4/12/11

Preaching & Communication

I organized the Leadership Nexus ministry with the goal to serve the needs of the Church – to provide the kind of training that we need to be more effective in our task. I have asked a lot of people what kind of training they feel we need, and I get a lot of interesting answers! Most consistently, however, the answer I get from administrators in the Church, like Bishops, superintendents, and lay leaders of various denominations, is that clergy need help with their preaching. Recently, as I have spoken to several of my friends who are Bishops, they have described our preaching as “terrible.” That is a pretty negative commentary.

Today, we research and develop most everything we do in our society. We have learned how to travel faster, fly further, and communicate better. Communication has become the focus of so much research and development. Social networking, movies, television production, theater, and the arts have come to specialize in the science of communication. We have studied learning theory and realized that people learn in different ways. We have studied communication through body language and realized how important our posture, hand movements, and eye movements are in communicating. We have become experts in relationships and learned that the way in which we speak – the language, the pronouns we use – has so much to do with the relationship of communication. We have realized that stories and pictures, movement and sound are important in communicating. Therefore, the communication industry is operating with a new effectiveness by using this research and these techniques. We have realized that music is useful for setting the mood and creating motivation. All of these advancements and extensive research have provided the tools for advertisers, movie and television production and all areas of communication.

So often, the Church has only relied upon the simplest spoken word form of communication. Certainly, very cognitive, logically sequenced ideas communicate, but, all too often, it’s the emotion, the drama, the feeling, and the mood that create the motivation for significant decisions and major learning.

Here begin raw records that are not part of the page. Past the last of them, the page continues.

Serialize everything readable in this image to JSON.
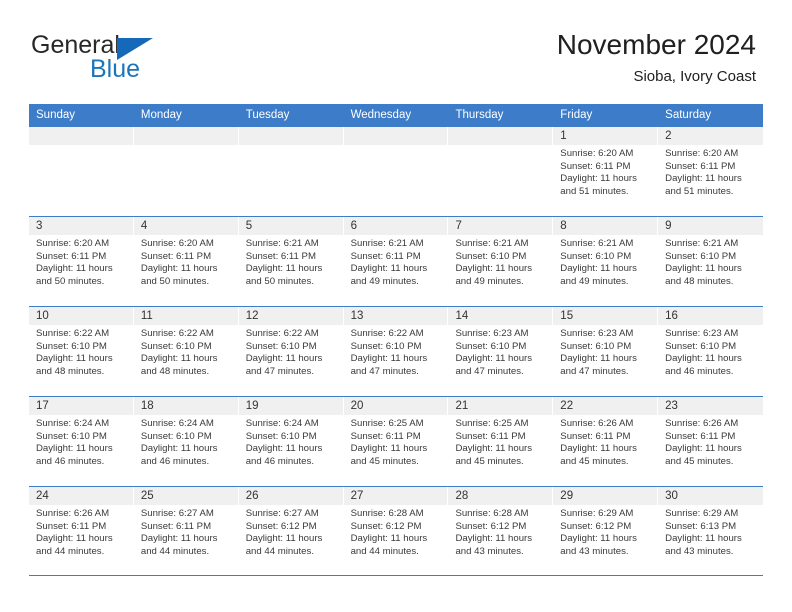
{
  "brand": {
    "name_part1": "General",
    "name_part2": "Blue",
    "color_dark": "#282828",
    "color_blue": "#1b75bb"
  },
  "header": {
    "title": "November 2024",
    "subtitle": "Sioba, Ivory Coast"
  },
  "theme": {
    "header_row_bg": "#3d7cc9",
    "day_band_bg": "#f0f0f0",
    "grid_line": "#3d7cc9",
    "text": "#3a3a3a"
  },
  "weekdays": [
    "Sunday",
    "Monday",
    "Tuesday",
    "Wednesday",
    "Thursday",
    "Friday",
    "Saturday"
  ],
  "weeks": [
    [
      {
        "day": "",
        "sunrise": "",
        "sunset": "",
        "daylight_line1": "",
        "daylight_line2": ""
      },
      {
        "day": "",
        "sunrise": "",
        "sunset": "",
        "daylight_line1": "",
        "daylight_line2": ""
      },
      {
        "day": "",
        "sunrise": "",
        "sunset": "",
        "daylight_line1": "",
        "daylight_line2": ""
      },
      {
        "day": "",
        "sunrise": "",
        "sunset": "",
        "daylight_line1": "",
        "daylight_line2": ""
      },
      {
        "day": "",
        "sunrise": "",
        "sunset": "",
        "daylight_line1": "",
        "daylight_line2": ""
      },
      {
        "day": "1",
        "sunrise": "Sunrise: 6:20 AM",
        "sunset": "Sunset: 6:11 PM",
        "daylight_line1": "Daylight: 11 hours",
        "daylight_line2": "and 51 minutes."
      },
      {
        "day": "2",
        "sunrise": "Sunrise: 6:20 AM",
        "sunset": "Sunset: 6:11 PM",
        "daylight_line1": "Daylight: 11 hours",
        "daylight_line2": "and 51 minutes."
      }
    ],
    [
      {
        "day": "3",
        "sunrise": "Sunrise: 6:20 AM",
        "sunset": "Sunset: 6:11 PM",
        "daylight_line1": "Daylight: 11 hours",
        "daylight_line2": "and 50 minutes."
      },
      {
        "day": "4",
        "sunrise": "Sunrise: 6:20 AM",
        "sunset": "Sunset: 6:11 PM",
        "daylight_line1": "Daylight: 11 hours",
        "daylight_line2": "and 50 minutes."
      },
      {
        "day": "5",
        "sunrise": "Sunrise: 6:21 AM",
        "sunset": "Sunset: 6:11 PM",
        "daylight_line1": "Daylight: 11 hours",
        "daylight_line2": "and 50 minutes."
      },
      {
        "day": "6",
        "sunrise": "Sunrise: 6:21 AM",
        "sunset": "Sunset: 6:11 PM",
        "daylight_line1": "Daylight: 11 hours",
        "daylight_line2": "and 49 minutes."
      },
      {
        "day": "7",
        "sunrise": "Sunrise: 6:21 AM",
        "sunset": "Sunset: 6:10 PM",
        "daylight_line1": "Daylight: 11 hours",
        "daylight_line2": "and 49 minutes."
      },
      {
        "day": "8",
        "sunrise": "Sunrise: 6:21 AM",
        "sunset": "Sunset: 6:10 PM",
        "daylight_line1": "Daylight: 11 hours",
        "daylight_line2": "and 49 minutes."
      },
      {
        "day": "9",
        "sunrise": "Sunrise: 6:21 AM",
        "sunset": "Sunset: 6:10 PM",
        "daylight_line1": "Daylight: 11 hours",
        "daylight_line2": "and 48 minutes."
      }
    ],
    [
      {
        "day": "10",
        "sunrise": "Sunrise: 6:22 AM",
        "sunset": "Sunset: 6:10 PM",
        "daylight_line1": "Daylight: 11 hours",
        "daylight_line2": "and 48 minutes."
      },
      {
        "day": "11",
        "sunrise": "Sunrise: 6:22 AM",
        "sunset": "Sunset: 6:10 PM",
        "daylight_line1": "Daylight: 11 hours",
        "daylight_line2": "and 48 minutes."
      },
      {
        "day": "12",
        "sunrise": "Sunrise: 6:22 AM",
        "sunset": "Sunset: 6:10 PM",
        "daylight_line1": "Daylight: 11 hours",
        "daylight_line2": "and 47 minutes."
      },
      {
        "day": "13",
        "sunrise": "Sunrise: 6:22 AM",
        "sunset": "Sunset: 6:10 PM",
        "daylight_line1": "Daylight: 11 hours",
        "daylight_line2": "and 47 minutes."
      },
      {
        "day": "14",
        "sunrise": "Sunrise: 6:23 AM",
        "sunset": "Sunset: 6:10 PM",
        "daylight_line1": "Daylight: 11 hours",
        "daylight_line2": "and 47 minutes."
      },
      {
        "day": "15",
        "sunrise": "Sunrise: 6:23 AM",
        "sunset": "Sunset: 6:10 PM",
        "daylight_line1": "Daylight: 11 hours",
        "daylight_line2": "and 47 minutes."
      },
      {
        "day": "16",
        "sunrise": "Sunrise: 6:23 AM",
        "sunset": "Sunset: 6:10 PM",
        "daylight_line1": "Daylight: 11 hours",
        "daylight_line2": "and 46 minutes."
      }
    ],
    [
      {
        "day": "17",
        "sunrise": "Sunrise: 6:24 AM",
        "sunset": "Sunset: 6:10 PM",
        "daylight_line1": "Daylight: 11 hours",
        "daylight_line2": "and 46 minutes."
      },
      {
        "day": "18",
        "sunrise": "Sunrise: 6:24 AM",
        "sunset": "Sunset: 6:10 PM",
        "daylight_line1": "Daylight: 11 hours",
        "daylight_line2": "and 46 minutes."
      },
      {
        "day": "19",
        "sunrise": "Sunrise: 6:24 AM",
        "sunset": "Sunset: 6:10 PM",
        "daylight_line1": "Daylight: 11 hours",
        "daylight_line2": "and 46 minutes."
      },
      {
        "day": "20",
        "sunrise": "Sunrise: 6:25 AM",
        "sunset": "Sunset: 6:11 PM",
        "daylight_line1": "Daylight: 11 hours",
        "daylight_line2": "and 45 minutes."
      },
      {
        "day": "21",
        "sunrise": "Sunrise: 6:25 AM",
        "sunset": "Sunset: 6:11 PM",
        "daylight_line1": "Daylight: 11 hours",
        "daylight_line2": "and 45 minutes."
      },
      {
        "day": "22",
        "sunrise": "Sunrise: 6:26 AM",
        "sunset": "Sunset: 6:11 PM",
        "daylight_line1": "Daylight: 11 hours",
        "daylight_line2": "and 45 minutes."
      },
      {
        "day": "23",
        "sunrise": "Sunrise: 6:26 AM",
        "sunset": "Sunset: 6:11 PM",
        "daylight_line1": "Daylight: 11 hours",
        "daylight_line2": "and 45 minutes."
      }
    ],
    [
      {
        "day": "24",
        "sunrise": "Sunrise: 6:26 AM",
        "sunset": "Sunset: 6:11 PM",
        "daylight_line1": "Daylight: 11 hours",
        "daylight_line2": "and 44 minutes."
      },
      {
        "day": "25",
        "sunrise": "Sunrise: 6:27 AM",
        "sunset": "Sunset: 6:11 PM",
        "daylight_line1": "Daylight: 11 hours",
        "daylight_line2": "and 44 minutes."
      },
      {
        "day": "26",
        "sunrise": "Sunrise: 6:27 AM",
        "sunset": "Sunset: 6:12 PM",
        "daylight_line1": "Daylight: 11 hours",
        "daylight_line2": "and 44 minutes."
      },
      {
        "day": "27",
        "sunrise": "Sunrise: 6:28 AM",
        "sunset": "Sunset: 6:12 PM",
        "daylight_line1": "Daylight: 11 hours",
        "daylight_line2": "and 44 minutes."
      },
      {
        "day": "28",
        "sunrise": "Sunrise: 6:28 AM",
        "sunset": "Sunset: 6:12 PM",
        "daylight_line1": "Daylight: 11 hours",
        "daylight_line2": "and 43 minutes."
      },
      {
        "day": "29",
        "sunrise": "Sunrise: 6:29 AM",
        "sunset": "Sunset: 6:12 PM",
        "daylight_line1": "Daylight: 11 hours",
        "daylight_line2": "and 43 minutes."
      },
      {
        "day": "30",
        "sunrise": "Sunrise: 6:29 AM",
        "sunset": "Sunset: 6:13 PM",
        "daylight_line1": "Daylight: 11 hours",
        "daylight_line2": "and 43 minutes."
      }
    ]
  ]
}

Out of our academic, logical learning experiences in seminary, too often, we have come to see the sermon as an extension of a graduate course and the worship service as nothing more than a lecture. In our high-tech, emotionally-loaded, communication-focused world, the sermon is simply boring. In a world that so desperately needs to hear the Good News, it’s time that we who have taken on the responsibility to be the preachers learn how to communicate effectively, and to lead people to make decisions to follow Christ. It’s time that all of us find the ways, means, styles, systems, and ideas that make our presentation of the Gospel attractive, clear, motivational, and helpful!

I’m committed to finding a way that we can do preaching academies across the United States to preach, share, and learn from each other on how to communicate better and better. The need is so great! The opportunity is now. As church attendance has declined all across the country, one of the reasons may be a direct proportion to our lack of communication abilities. It’s time for us, clergy of all types and styles, to become highly effective communicators of the Gospel of Jesus Christ!